Why is there no overflow check in the Jenkins one-at-a-time hash function?

Question

uint32_t jenkins_one_at_a_time_hash(const uint8_t* key, size_t length) {
  size_t i = 0;
  uint32_t hash = 0;
  while (i != length) {
    hash += key[i++];
    hash += hash << 10;
    hash ^= hash >> 6;
  }
  hash += hash << 3;
  hash ^= hash >> 11;
  hash += hash << 15;
  return hash;
}

Source: https://en.wikipedia.org/wiki/Jenkins_hash_function

When adding hash<<10 to hash, there's a possibility that it might overflow if string length is big. When hashing a string using polynomial hash function, we take the the mod p value (p is a large prime number within the range of uint32_t) in each iteration, and returned hash % hash_table_length. But in this algorithm, why don't we take hash = (hash + (hash<<10)) % p to prevent overflow? How would we ensure here that the returned hash value stays within the hash table length?

Answer 1

The one-at-a-time hash is designed to take as input a string of bytes and then output a (roughly) uniformly-distributed 32-bit value. Importantly, this means that if you want to use the hash function to distribute keys into a hash table, you’ll need to perform some secondary math to convert the 32-bit hash to a table index because the hash function itself isn’t designed to restrict its output to a smaller number of slots. So, for example, you could mod the result by the number of table slots if you wanted to use it to distribute keys.

The reasoning in the above paragraph essentially boils down to “as initially written, the hash function doesn’t make any attempt to fit into a small number of slots.” But there’s a deeper question here too: why doesn’t the hash function make any provisions for dealing with integer overflow, and why doesn’t it mod its internal values by a prime at each step? That has to do with the design principles guiding the hash function.

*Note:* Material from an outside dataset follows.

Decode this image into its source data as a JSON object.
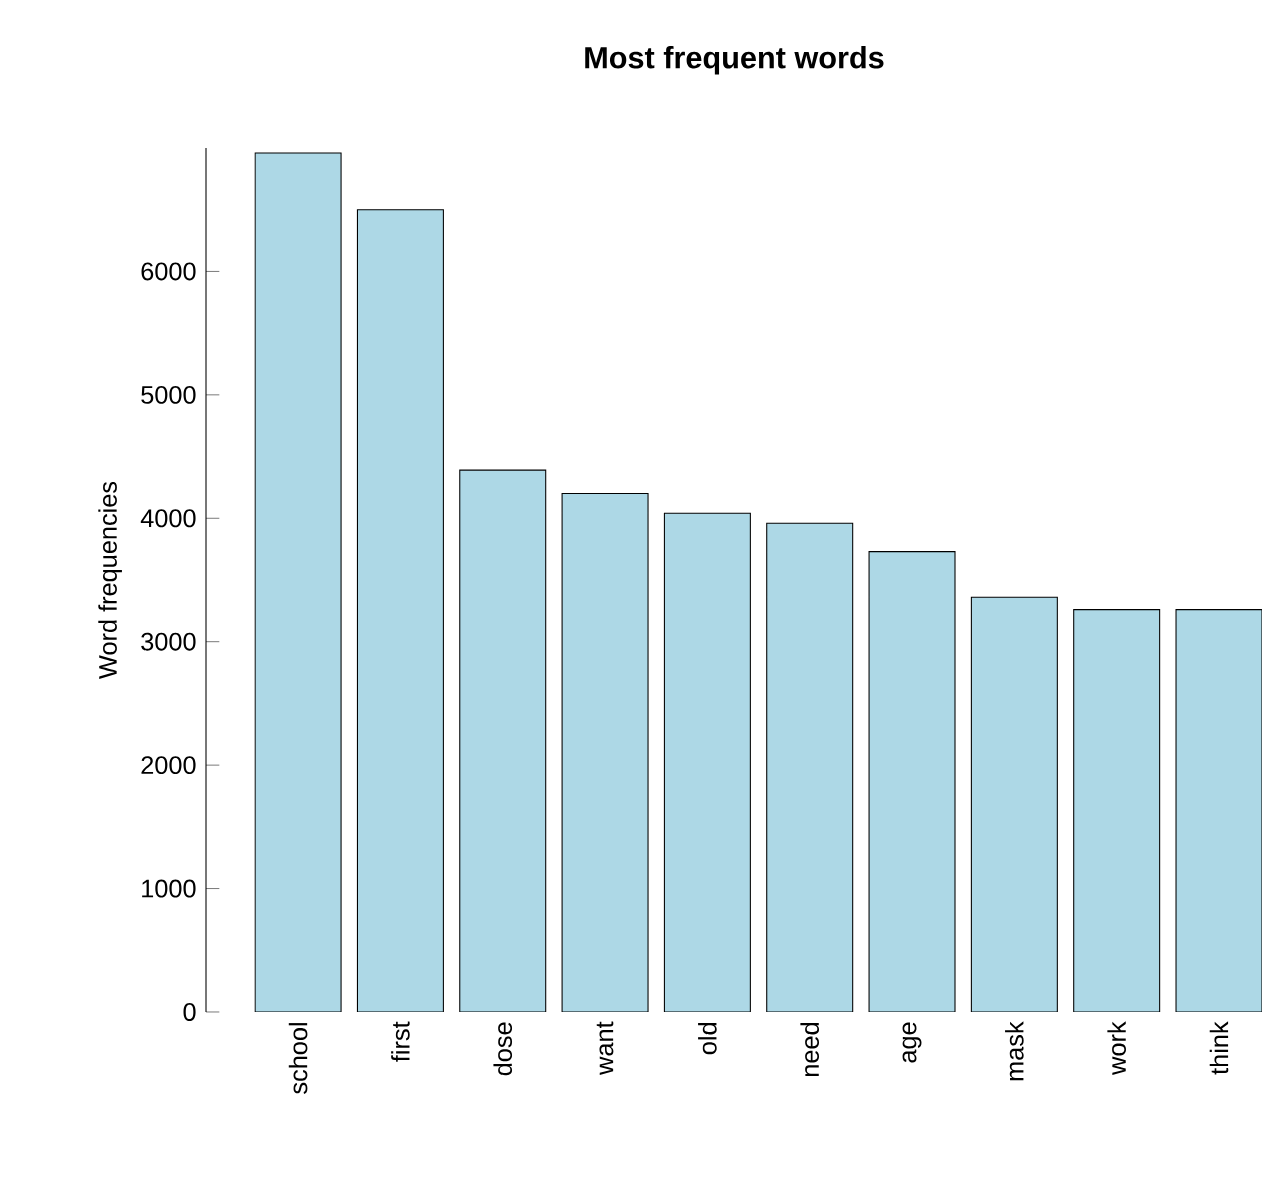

The one-at-a-time hash is described in an article about building families of hash functions with certain desirable properties using invertible transformations. The idea is to build a hash of a long byte stream by incrementally applying invertible transforms that combine together the existing hash value and new bytes. Doing so has the useful property that if you’ve hashed byte streams X and Y and didn’t get a collision, then there’s a no chance of getting a collision if you append the same byte sequence to both X and Y. The specific operations used in the hash are indeed invertible , but the justifications as to why are subtle and rely on the fact that adding in shifts and allowing the computation to overflow correspond to multiplication modulo 2³² by invertible values. In that sense, there are intentionally no mods here because the implicit modulo computed by an overflow performs the “correct” modulo to make all the steps invertible.

This contrasts with polynomial hashing modulo some prime. You’re correct that when using the polynomial hashing strategy you need to be mindful of integer overflow because you specifically don’t want these implicit mods to kick in - after all, you’re modding by a different number! But that’s particular to that specific hashing strategy. There are lots of different ways to build hash functions, each of which uses a different approach.